Terceiro fator, a assimetria vacinal nas sociedades ocidentais. Por razões políticas, identitárias ou de organização logística interna, os países europeus apresentam níveis de vacinação muito díspares. Portugal, por exemplo, reporta 88.6% da população com duas doses administradas. Em Espanha, logo aqui ao lado, a percentagem desce para os 81.4%, em França cai para os 75.7% e na Alemanha vai ainda mais baixo para os 68.8%.

Quarto fator, o alívio das restrições. As sociedades liberais não podem viver permanentemente amputadas das suas liberdades e direitos; a economia não pode continuar parada; a crise social não pode agravar-se sob pena de se morrer da cura e não da doença.

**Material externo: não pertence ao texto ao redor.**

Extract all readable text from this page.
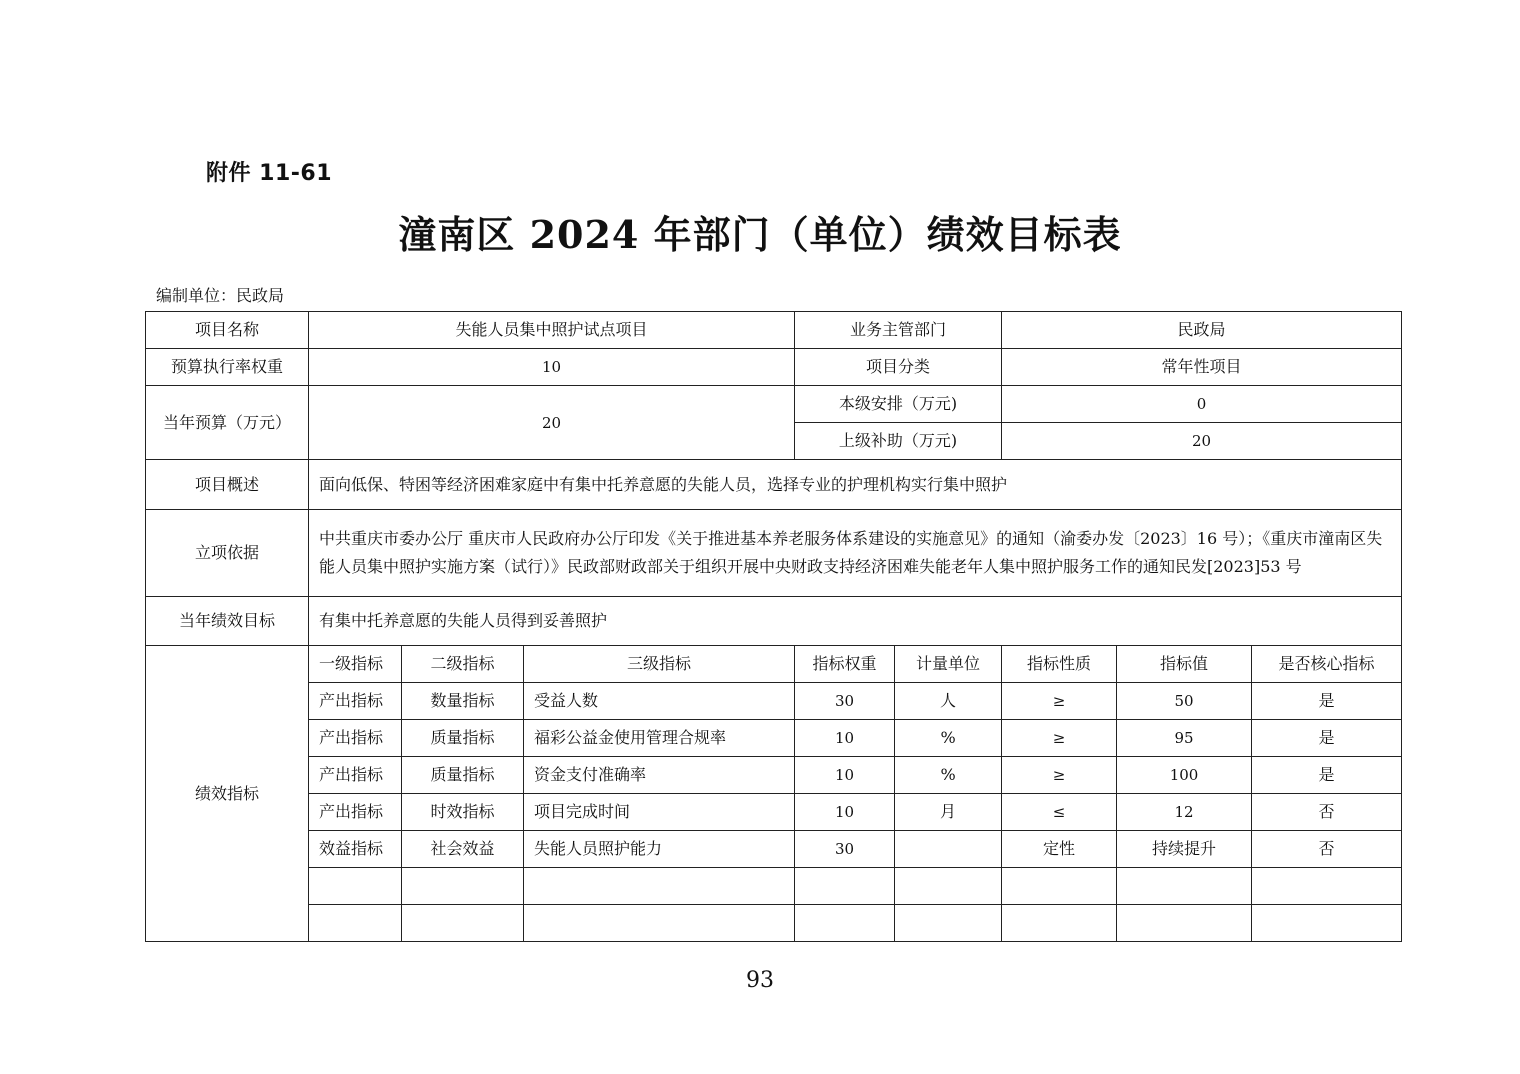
附件 11-61
潼南区 2024 年部门（单位）绩效目标表
编制单位：民政局
项目名称	失能人员集中照护试点项目			业务主管部门		民政局		
预算执行率权重	10			项目分类		常年性项目		
当年预算（万元）	20			本级安排（万元)		0		
				上级补助（万元)		20		
项目概述	面向低保、特困等经济困难家庭中有集中托养意愿的失能人员，选择专业的护理机构实行集中照护							
立项依据	中共重庆市委办公厅 重庆市人民政府办公厅印发《关于推进基本养老服务体系建设的实施意见》的通知（渝委办发〔2023〕16 号）；《重庆市潼南区失能人员集中照护实施方案（试行）》民政部财政部关于组织开展中央财政支持经济困难失能老年人集中照护服务工作的通知民发[2023]53 号							
当年绩效目标	有集中托养意愿的失能人员得到妥善照护							
绩效指标	一级指标	二级指标	三级指标	指标权重	计量单位	指标性质	指标值	是否核心指标
	产出指标	数量指标	受益人数	30	人	≥	50	是
	产出指标	质量指标	福彩公益金使用管理合规率	10	%	≥	95	是
	产出指标	质量指标	资金支付准确率	10	%	≥	100	是
	产出指标	时效指标	项目完成时间	10	月	≤	12	否
	效益指标	社会效益	失能人员照护能力	30		定性	持续提升	否

93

Acredito que, para muitos cidadãos, o alarme cause perplexidade. Muitos perguntam-se se a vacina afinal já não resolve o problema. Que não haja nenhum espaço para dúvida: a vacina é essencial, crítica, para que cada um se defenda a si e aos outros contra este maldito vírus. Basta olhar para quebra no número de internamentos nos hospitais e para o achatamento do número de óbitos em função do número de casos. Acontece, porém, que nenhuma das vacinas é 100% eficaz.

Razão pela qual é essencial que as pessoas e os governos mantenham a guarda e atuem em conformidade.

Manter a guarda como?

As pessoas, individualmente, usando máscara e evitando espaços fechados com grandes aglomerações de pessoas. Recuperando as regras da etiqueta respiratória. Vacinando-se e convencendo os seus familiares e amigos de mais idade a tomarem a terceira dose de reforço contra a covid-19.

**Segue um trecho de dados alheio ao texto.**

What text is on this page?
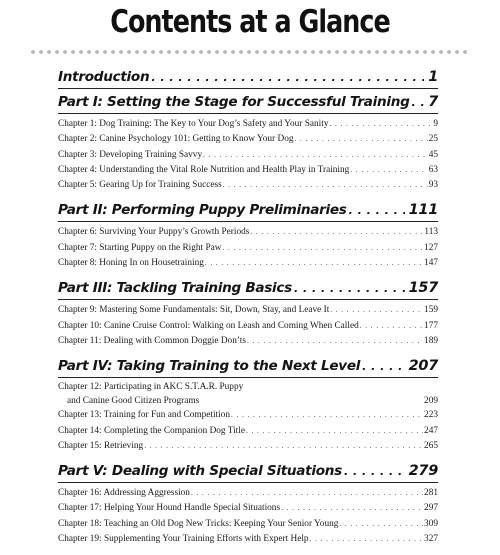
Contents at a Glance
Introduction . . .	1
Part I: Setting the Stage for Successful Training . . . 7
Chapter 1: Dog Training: The Key to Your Dog’s Safety and Your Sanity . . .	9
Chapter 2: Canine Psychology 101: Getting to Know Your Dog . . .	25
Chapter 3: Developing Training Savvy . . .	45
Chapter 4: Understanding the Vital Role Nutrition and Health Play in Training . . .	63
Chapter 5: Gearing Up for Training Success . . .	93
Part II: Performing Puppy Preliminaries . . .	111
Chapter 6: Surviving Your Puppy’s Growth Periods . . .	113
Chapter 7: Starting Puppy on the Right Paw . . .	127
Chapter 8: Honing In on Housetraining . . .	147
Part III: Tackling Training Basics . . .	157
Chapter 9: Mastering Some Fundamentals: Sit, Down, Stay, and Leave It . . .	159
Chapter 10: Canine Cruise Control: Walking on Leash and Coming When Called . . .	177
Chapter 11: Dealing with Common Doggie Don’ts . . .	189
Part IV: Taking Training to the Next Level . . .	207
Chapter 12: Participating in AKC S.T.A.R. Puppy
and Canine Good Citizen Programs	209
Chapter 13: Training for Fun and Competition . . .	223
Chapter 14: Completing the Companion Dog Title . . .	247
Chapter 15: Retrieving . . .	265
Part V: Dealing with Special Situations . . .	279
Chapter 16: Addressing Aggression . . .	281
Chapter 17: Helping Your Hound Handle Special Situations . . .	297
Chapter 18: Teaching an Old Dog New Tricks: Keeping Your Senior Young . . .	309
Chapter 19: Supplementing Your Training Efforts with Expert Help . . .	327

Os governos, fazendo o que é preciso fazer sem olhar a sondagens ou votos.

Portugal tem uma curtíssima janela temporal para fazer o que é preciso ser feito antes que a quinta vaga nos atinja em toda a sua força. Basta olhar para o que estão a viver os nossos concidadãos europeus e antecipar as medidas de contingência.

Há países a alargar muito rapidamente a toma da dose de reforço a todas as pessoas com mais de 50 anos. Outros a reintroduzir o uso obrigatório de máscara. Outros ainda a aconselhar o teletrabalho e o distanciamento em restaurantes e espaços públicos fechados.

E nós? Quais são os planos das nossas autoridades?

Portugal não é uma ilha. Ou nos preparamos agora ou vamos sofrer mais à frente as consequências da nossa inação – não deveria ser preciso lembrar sequer que, a pretexto de se “salvar o Natal” de 2020, foram perdidas semanas na implementação de medidas. Esse erro por omissão viria a revelar-se fatídico para milhares de famílias portuguesas.

Seria imperdoável cometer erros da mesma natureza.

O ambiente pré-eleitoral não pode condicionar a tomada de decisões por parte das autoridades.

Os portugueses perceberão muito bem que quem for condicionado por cálculos político-partidários, na ação ou na omissão, na oposição ou no governo, não será um líder à altura das exigências dos nossos tempos.